In famiglia hanno sempre preso in giro la mia incapacità di esprimermi in modo sintetico. Provo a ribattere che, non a caso, scrivo romanzi. Romanzi che dalla prima all’ultima stesura necessitano di “sfrondature”, visto che tendo a raccontare ogni dettaglio, a inseguire ogni rivolo che si dirama dal flusso principale. Sebbene di racconti ne abbia scritto anch'io, non mi sentivo dunque la persona più titolata a esprimermi sull’arte del racconto. Ma il compito di riflettere sulle forme narrative brevi mi ha portato una scoperta a cui non ero preparata. Ripensando alle opere che amo di più e da più tempo, mi sono resa conto che molte di esse sono racconti. Kafka, Mansfield, Čechov, Bachmann.

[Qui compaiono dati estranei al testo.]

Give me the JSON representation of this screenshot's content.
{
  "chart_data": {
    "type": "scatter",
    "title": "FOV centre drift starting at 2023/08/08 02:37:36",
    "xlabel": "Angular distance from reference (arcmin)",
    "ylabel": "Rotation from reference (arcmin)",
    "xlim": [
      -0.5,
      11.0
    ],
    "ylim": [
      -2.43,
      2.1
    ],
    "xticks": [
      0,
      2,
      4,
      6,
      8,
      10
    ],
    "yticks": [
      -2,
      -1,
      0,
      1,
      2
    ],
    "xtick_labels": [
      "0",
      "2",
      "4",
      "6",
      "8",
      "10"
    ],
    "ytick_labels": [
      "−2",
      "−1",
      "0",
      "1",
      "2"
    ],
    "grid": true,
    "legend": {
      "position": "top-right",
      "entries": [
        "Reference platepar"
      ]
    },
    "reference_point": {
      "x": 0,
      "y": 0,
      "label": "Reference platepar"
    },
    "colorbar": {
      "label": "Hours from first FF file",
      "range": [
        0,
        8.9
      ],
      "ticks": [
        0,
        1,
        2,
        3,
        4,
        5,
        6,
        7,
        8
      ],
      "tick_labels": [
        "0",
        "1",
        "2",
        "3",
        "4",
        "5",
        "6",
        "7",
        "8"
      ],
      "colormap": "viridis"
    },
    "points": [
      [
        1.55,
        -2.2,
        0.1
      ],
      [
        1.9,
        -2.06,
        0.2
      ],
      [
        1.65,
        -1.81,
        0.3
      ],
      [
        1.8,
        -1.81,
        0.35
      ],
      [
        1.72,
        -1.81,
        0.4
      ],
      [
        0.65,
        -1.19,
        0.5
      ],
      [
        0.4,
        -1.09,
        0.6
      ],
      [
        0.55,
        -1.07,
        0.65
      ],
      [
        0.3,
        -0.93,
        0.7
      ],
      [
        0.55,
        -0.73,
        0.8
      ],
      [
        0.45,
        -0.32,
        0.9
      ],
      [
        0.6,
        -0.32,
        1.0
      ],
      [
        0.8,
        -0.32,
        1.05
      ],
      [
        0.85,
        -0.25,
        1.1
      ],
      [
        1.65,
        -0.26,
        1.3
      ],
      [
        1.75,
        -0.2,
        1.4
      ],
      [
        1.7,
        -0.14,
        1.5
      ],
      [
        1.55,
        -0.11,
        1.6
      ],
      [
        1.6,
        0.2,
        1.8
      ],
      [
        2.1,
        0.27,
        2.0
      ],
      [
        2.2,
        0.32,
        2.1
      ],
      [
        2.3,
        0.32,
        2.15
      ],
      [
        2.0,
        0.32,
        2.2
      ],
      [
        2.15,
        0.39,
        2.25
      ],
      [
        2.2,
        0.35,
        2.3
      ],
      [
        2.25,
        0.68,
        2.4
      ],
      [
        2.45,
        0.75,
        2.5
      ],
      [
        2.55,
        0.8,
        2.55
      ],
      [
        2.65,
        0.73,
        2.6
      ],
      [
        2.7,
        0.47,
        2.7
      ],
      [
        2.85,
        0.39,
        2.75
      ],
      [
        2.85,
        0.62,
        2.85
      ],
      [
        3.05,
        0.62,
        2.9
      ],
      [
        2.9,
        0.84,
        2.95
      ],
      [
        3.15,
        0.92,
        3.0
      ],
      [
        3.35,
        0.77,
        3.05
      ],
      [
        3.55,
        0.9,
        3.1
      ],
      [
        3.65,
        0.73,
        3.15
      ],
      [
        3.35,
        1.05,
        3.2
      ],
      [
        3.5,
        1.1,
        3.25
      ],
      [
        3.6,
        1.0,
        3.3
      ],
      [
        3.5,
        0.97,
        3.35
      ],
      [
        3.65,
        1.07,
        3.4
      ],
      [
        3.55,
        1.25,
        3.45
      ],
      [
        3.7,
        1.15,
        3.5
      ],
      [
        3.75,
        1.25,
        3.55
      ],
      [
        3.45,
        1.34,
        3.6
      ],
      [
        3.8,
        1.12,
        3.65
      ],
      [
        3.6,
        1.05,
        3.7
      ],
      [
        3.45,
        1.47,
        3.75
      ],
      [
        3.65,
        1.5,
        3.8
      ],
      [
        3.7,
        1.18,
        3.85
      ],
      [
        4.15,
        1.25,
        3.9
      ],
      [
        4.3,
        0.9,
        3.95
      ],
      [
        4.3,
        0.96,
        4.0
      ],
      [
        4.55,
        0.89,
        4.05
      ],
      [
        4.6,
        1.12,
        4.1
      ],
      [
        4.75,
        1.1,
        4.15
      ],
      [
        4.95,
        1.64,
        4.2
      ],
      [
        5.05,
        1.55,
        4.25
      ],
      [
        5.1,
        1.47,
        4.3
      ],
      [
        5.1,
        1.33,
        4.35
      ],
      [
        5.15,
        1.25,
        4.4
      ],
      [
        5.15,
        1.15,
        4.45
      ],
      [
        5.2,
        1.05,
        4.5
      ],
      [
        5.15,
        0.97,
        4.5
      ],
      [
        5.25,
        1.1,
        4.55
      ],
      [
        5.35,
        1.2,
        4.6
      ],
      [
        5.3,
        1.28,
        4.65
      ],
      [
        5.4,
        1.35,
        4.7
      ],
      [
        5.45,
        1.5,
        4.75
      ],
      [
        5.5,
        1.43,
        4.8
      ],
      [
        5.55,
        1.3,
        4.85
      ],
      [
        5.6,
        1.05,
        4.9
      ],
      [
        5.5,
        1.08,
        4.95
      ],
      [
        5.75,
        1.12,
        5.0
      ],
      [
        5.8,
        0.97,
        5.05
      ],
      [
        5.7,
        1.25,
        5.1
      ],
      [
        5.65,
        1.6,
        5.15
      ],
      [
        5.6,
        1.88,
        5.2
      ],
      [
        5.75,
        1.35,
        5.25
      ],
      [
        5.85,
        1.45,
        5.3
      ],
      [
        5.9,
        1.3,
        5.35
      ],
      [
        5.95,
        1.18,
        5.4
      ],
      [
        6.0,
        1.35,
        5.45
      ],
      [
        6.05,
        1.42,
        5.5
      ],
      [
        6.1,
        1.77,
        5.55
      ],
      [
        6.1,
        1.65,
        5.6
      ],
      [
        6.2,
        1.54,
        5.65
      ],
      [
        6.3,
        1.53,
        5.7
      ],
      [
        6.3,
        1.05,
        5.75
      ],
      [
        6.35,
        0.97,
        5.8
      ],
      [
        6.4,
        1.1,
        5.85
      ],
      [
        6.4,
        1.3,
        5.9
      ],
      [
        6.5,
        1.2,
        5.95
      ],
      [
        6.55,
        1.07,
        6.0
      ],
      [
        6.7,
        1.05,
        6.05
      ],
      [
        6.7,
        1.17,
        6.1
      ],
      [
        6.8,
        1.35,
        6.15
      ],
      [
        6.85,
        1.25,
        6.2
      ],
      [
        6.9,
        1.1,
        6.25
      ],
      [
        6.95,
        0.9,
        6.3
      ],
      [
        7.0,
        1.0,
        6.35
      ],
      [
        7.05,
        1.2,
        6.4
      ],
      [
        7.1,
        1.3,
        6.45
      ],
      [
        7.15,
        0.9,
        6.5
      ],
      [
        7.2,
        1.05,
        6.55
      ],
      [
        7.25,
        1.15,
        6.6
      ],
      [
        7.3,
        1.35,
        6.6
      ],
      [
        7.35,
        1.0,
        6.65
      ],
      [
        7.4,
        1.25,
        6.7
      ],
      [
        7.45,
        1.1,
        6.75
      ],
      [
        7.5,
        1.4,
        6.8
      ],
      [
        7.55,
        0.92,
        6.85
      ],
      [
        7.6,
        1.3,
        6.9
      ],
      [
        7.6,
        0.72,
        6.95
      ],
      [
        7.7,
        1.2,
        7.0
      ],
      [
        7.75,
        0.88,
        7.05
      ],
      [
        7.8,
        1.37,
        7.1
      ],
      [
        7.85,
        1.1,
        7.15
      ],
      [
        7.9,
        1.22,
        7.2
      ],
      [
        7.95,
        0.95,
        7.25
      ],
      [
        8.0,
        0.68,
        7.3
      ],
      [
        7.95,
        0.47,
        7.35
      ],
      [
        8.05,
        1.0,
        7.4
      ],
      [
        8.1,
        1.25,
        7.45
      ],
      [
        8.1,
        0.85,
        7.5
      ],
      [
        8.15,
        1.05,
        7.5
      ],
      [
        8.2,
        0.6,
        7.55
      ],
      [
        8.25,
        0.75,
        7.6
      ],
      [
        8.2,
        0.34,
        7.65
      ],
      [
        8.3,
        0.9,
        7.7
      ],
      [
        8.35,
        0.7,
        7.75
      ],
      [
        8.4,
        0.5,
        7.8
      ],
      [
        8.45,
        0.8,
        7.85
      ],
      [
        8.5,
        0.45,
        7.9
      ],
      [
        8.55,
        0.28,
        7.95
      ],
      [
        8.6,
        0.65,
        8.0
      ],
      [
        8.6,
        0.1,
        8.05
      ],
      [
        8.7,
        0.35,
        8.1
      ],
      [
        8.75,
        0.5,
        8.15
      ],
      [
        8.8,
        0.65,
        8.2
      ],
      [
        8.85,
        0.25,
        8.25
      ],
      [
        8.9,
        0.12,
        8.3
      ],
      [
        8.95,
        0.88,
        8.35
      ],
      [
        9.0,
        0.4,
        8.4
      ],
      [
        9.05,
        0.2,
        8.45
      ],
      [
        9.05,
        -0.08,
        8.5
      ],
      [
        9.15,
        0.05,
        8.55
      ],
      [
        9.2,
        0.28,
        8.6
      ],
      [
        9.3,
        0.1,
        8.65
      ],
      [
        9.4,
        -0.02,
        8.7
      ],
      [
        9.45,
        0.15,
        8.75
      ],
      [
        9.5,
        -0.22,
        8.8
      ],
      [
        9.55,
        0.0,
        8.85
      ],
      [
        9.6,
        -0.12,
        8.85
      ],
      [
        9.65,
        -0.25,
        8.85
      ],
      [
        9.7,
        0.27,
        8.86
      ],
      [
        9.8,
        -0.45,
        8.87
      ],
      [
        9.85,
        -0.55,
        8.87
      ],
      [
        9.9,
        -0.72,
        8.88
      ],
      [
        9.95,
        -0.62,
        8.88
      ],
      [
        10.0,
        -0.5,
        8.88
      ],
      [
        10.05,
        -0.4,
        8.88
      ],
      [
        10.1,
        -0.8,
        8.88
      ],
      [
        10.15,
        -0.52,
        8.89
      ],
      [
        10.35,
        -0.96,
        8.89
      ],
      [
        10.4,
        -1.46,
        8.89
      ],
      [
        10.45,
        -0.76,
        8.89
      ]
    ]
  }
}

E poi un gran numero di testi che appartengono al genere intermedio tra il romanzo e il racconto che la tradizione anglosassone definisce novella. Cuore di tenebra e La linea d’ombra di Conrad. Michael Kohlhaas di Kleist. Lo straniero, Morte a Venezia, Il giocatore, La morte di Ivan Ilič. Bartelby lo scrivano di Melville e Lenz di Georg Büchner sono semplicemente racconti lunghi.
Credo che esistano due motivi perché la short story sia oggi considerata il modello dominante per le forme narrative brevi. Il primo è una ragione letteraria: risponde alla fama giustamente viva di Raymond Carver e Alice Munro, alla popolarità di Charles Bukowski, alla ricezione cult dei racconti di David Foster Wallace, per fare qualche esempio. L’altro motivo ci porta invece sul terreno del mercato editoriale per cui è legge che si vendono solo i romanzi. O, meglio, qualsiasi testo che possa essere confezionato come se fosse un romanzo: vale a dire quasi tutti, tranne le raccolte di racconti che, proprio per questo, spesso faticano a trovare un editore. La consuetudine di presentare come romanzo (breve) delle opere che sarebbe forse più giusto definire racconto lungo mi sembra aver prodotto qualche danno. Per cominciare, si è generata una comprensibile diffidenza verso dei volumi piuttosto agili, magari stampati a caratteri più grandi, con cui l’editoria a volte cerca di allungare il brodo di testi esili anche nella sostanza, specie quando c’è da sfruttare il nome di un autore di successo. Da questo, però, deriva un danno ancora più sostanzioso: la tendenza a considerare il racconto lungo come un genere minore o addirittura a non percepirlo più come una forma narrativa autonoma. Una forma capace di addensare un mondo entro una costruzione meno complessa e “onnivora” di un romanzo, ma che, proprio per questo, necessita di assoluto rigore, calibro, senso della misura. Non è quindi casuale che molti racconti lunghi siano dei capolavori.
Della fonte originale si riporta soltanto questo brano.